European standards group ETSI has released a quantum-safe report on how to protect organisations from quantum computers that can crack existing encryption systems.
Post-quantum encryption technology is being standardised, but organisations need to be aware of the risks to existing cryptography as quantum computing becomes mainstream.
The Technical Report TR 103 619 defining migration strategies and recommendations for Quantum-Safe schemes, and enhancing cryptography awareness across all business sectors
ETSI has highlighted the threat of quantum computing to existing asymmetric cryptography. However, recognizing the threat is not sufficient, nor is knowing that a quantum-safe cryptographic algorithm exists to enable encrypted assets in a business to be protected. The entire business must now be ready to migrate to a new Fully Quantum-Safe Cryptographic State (FQSCS). In anticipation of this, the technical report defines a framework of actions that an organization should take to enable migration to a Fully Quantum-Safe Cryptographic State.
“What we lay out in the migration Report is getting the role of cryptography and the depth of its integration in a business better understood. We need to increase cryptography awareness so that people send out encrypted data keeping in mind that it may be commercially sensitive years later when attacks are possible.

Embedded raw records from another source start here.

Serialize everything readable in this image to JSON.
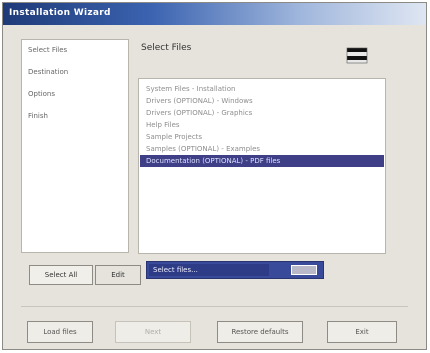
{
  "window": {
    "title": "Installation Wizard"
  },
  "left_panel": {
    "items": [
      "Select Files",
      "Destination",
      "Options",
      "Finish"
    ]
  },
  "right_panel": {
    "header": "Select Files",
    "list": [
      "System Files - Installation",
      "Drivers (OPTIONAL) - Windows",
      "Drivers (OPTIONAL) - Graphics",
      "Help Files",
      "Sample Projects",
      "Samples (OPTIONAL) - Examples",
      "Documentation (OPTIONAL) - PDF files"
    ],
    "selected_index": 6
  },
  "controls": {
    "tab_label": "Select All",
    "tab2_label": "Edit",
    "dropdown_value": "Select files..."
  },
  "footer": {
    "back_label": "Load files",
    "next_label": "Next",
    "defaults_label": "Restore defaults",
    "finish_label": "Exit"
  },
  "colors": {
    "title_bar": "#2c4e96",
    "selection": "#3e3f86"
  }
}
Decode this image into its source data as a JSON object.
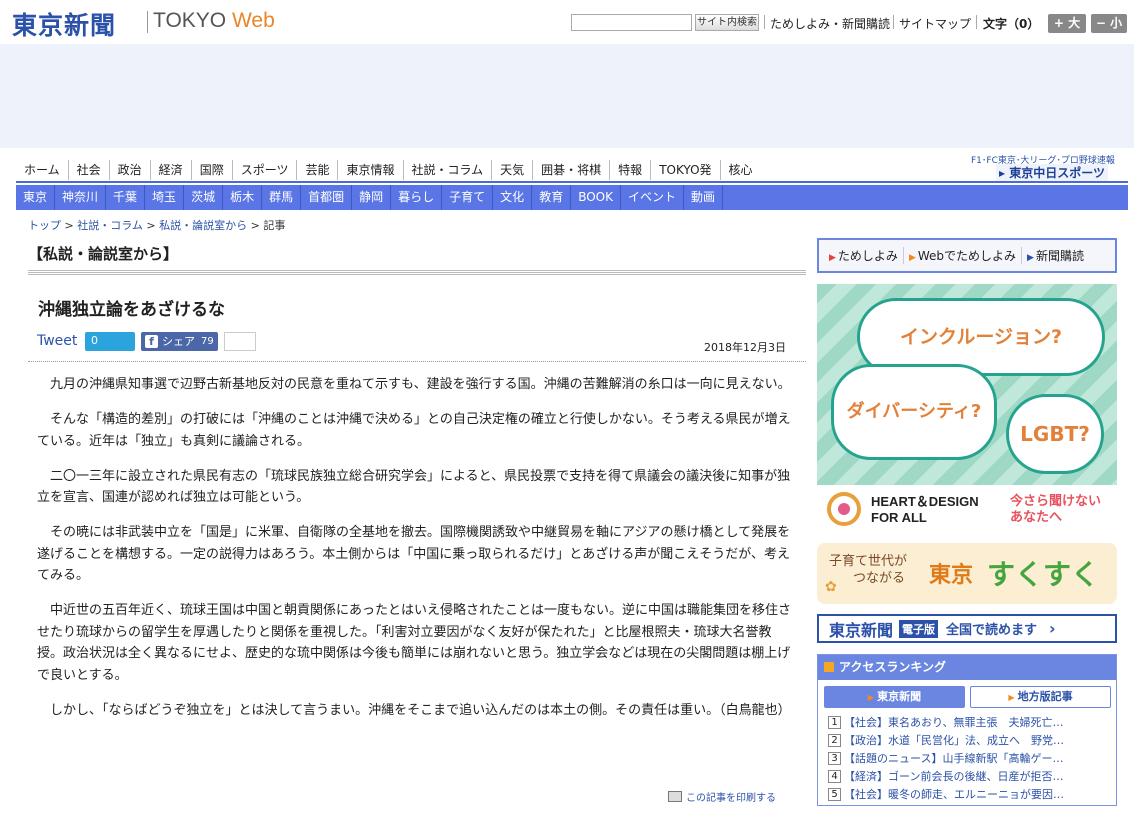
{
  "header": {
    "logo_jp": "東京新聞",
    "logo_en_main": "TOKYO ",
    "logo_en_accent": "Web",
    "search_placeholder": "",
    "search_button": "サイト内検索",
    "links": [
      "ためしよみ・新聞購読",
      "サイトマップ"
    ],
    "fontsize_label": "文字（0）",
    "fontsize_plus": "+ 大",
    "fontsize_minus": "− 小"
  },
  "nav_main": [
    "ホーム",
    "社会",
    "政治",
    "経済",
    "国際",
    "スポーツ",
    "芸能",
    "東京情報",
    "社説・コラム",
    "天気",
    "囲碁・将棋",
    "特報",
    "TOKYO発",
    "核心"
  ],
  "sports_link": {
    "top": "F1･FC東京･大リーグ･プロ野球速報",
    "bottom": "▸ 東京中日スポーツ"
  },
  "nav_region": [
    "東京",
    "神奈川",
    "千葉",
    "埼玉",
    "茨城",
    "栃木",
    "群馬",
    "首都圏",
    "静岡",
    "暮らし",
    "子育て",
    "文化",
    "教育",
    "BOOK",
    "イベント",
    "動画"
  ],
  "breadcrumb": {
    "items": [
      "トップ",
      "社説・コラム",
      "私説・論説室から"
    ],
    "current": "記事",
    "sep": " > "
  },
  "article": {
    "section_title": "【私説・論説室から】",
    "title": "沖縄独立論をあざけるな",
    "tweet": "Tweet",
    "tweet_count": "0",
    "fb_share": "シェア",
    "fb_count": "79",
    "date": "2018年12月3日",
    "paragraphs": [
      "九月の沖縄県知事選で辺野古新基地反対の民意を重ねて示すも、建設を強行する国。沖縄の苦難解消の糸口は一向に見えない。",
      "そんな「構造的差別」の打破には「沖縄のことは沖縄で決める」との自己決定権の確立と行使しかない。そう考える県民が増えている。近年は「独立」も真剣に議論される。",
      "二〇一三年に設立された県民有志の「琉球民族独立総合研究学会」によると、県民投票で支持を得て県議会の議決後に知事が独立を宣言、国連が認めれば独立は可能という。",
      "その暁には非武装中立を「国是」に米軍、自衛隊の全基地を撤去。国際機関誘致や中継貿易を軸にアジアの懸け橋として発展を遂げることを構想する。一定の説得力はあろう。本土側からは「中国に乗っ取られるだけ」とあざける声が聞こえそうだが、考えてみる。",
      "中近世の五百年近く、琉球王国は中国と朝貢関係にあったとはいえ侵略されたことは一度もない。逆に中国は職能集団を移住させたり琉球からの留学生を厚遇したりと関係を重視した。「利害対立要因がなく友好が保たれた」と比屋根照夫・琉球大名誉教授。政治状況は全く異なるにせよ、歴史的な琉中関係は今後も簡単には崩れないと思う。独立学会などは現在の尖閣問題は棚上げで良いとする。",
      "しかし、「ならばどうぞ独立を」とは決して言うまい。沖縄をそこまで追い込んだのは本土の側。その責任は重い。（白鳥龍也）"
    ],
    "print_link": "この記事を印刷する"
  },
  "sidebar": {
    "sub_links": [
      "ためしよみ",
      "Webでためしよみ",
      "新聞購読"
    ],
    "banner_hd": {
      "bubble1": "インクルージョン?",
      "bubble2": "ダイバーシティ?",
      "bubble3": "LGBT?",
      "logo_line1": "HEART＆DESIGN",
      "logo_line2": "FOR ALL",
      "question_line1": "今さら聞けない",
      "question_line2": "あなたへ"
    },
    "banner_sukusuku": {
      "line1": "子育て世代が",
      "line2": "つながる",
      "tokyo": "東京",
      "suku": "すくすく"
    },
    "banner_digital": {
      "logo": "東京新聞",
      "badge": "電子版",
      "text": "全国で読めます",
      "arrow": "›"
    },
    "ranking": {
      "title": "アクセスランキング",
      "tab_tokyo": "東京新聞",
      "tab_local": "地方版記事",
      "items": [
        {
          "num": "1",
          "text": "【社会】東名あおり、無罪主張　夫婦死亡…"
        },
        {
          "num": "2",
          "text": "【政治】水道「民営化」法、成立へ　野党…"
        },
        {
          "num": "3",
          "text": "【話題のニュース】山手線新駅「高輪ゲー…"
        },
        {
          "num": "4",
          "text": "【経済】ゴーン前会長の後継、日産が拒否…"
        },
        {
          "num": "5",
          "text": "【社会】暖冬の師走、エルニーニョが要因…"
        }
      ]
    }
  },
  "colors": {
    "brand_blue": "#2b52a8",
    "nav_blue": "#5a76e6",
    "accent_orange": "#e8862a"
  }
}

This helps counter harvesting attacks,” said Scott Cadzow, the Rapporteur of the Technical Report in the ETSI QSC group.
The quantum-safe migration framework is in three parts.
The first stage makes the simple point that migration cannot be planned without knowledge of the assets in the organization that will be impacted by a quantum computer. This stage outlines that compiling the inventory is a business process that will require a dedicated manager and a budget assigned to its development and maintenance, recognizing that this may be an extension of existing inventory management with a particular focus on cryptographic properties.
Stage two involves detailed planning, and is again treated as a business process. The broad assumption is that migration will be on a like-for-like basis, that an asymmetric cryptographically protected asset will be protected in the same manner after migration, and that symmetric cryptographically protected assets will likewise also be protected in the same manner after migration. However, it has been documented that during migration planning some assets may be substantially redesigned and perhaps even retired.
One aspect stressed in stage two is that both migration and initial deployment designs will achieve the same end point but migration differs only insofar as there is an existing working deployment to support business functions sensitive to disruption. The role of stage 2 is to ensure that the entire business is aware of the migration and that its importance is recognized.
The final stage is the turnkey element of the migration itself. The ETSI Report offers a series of checklists to address the management and planning of migration in some detail.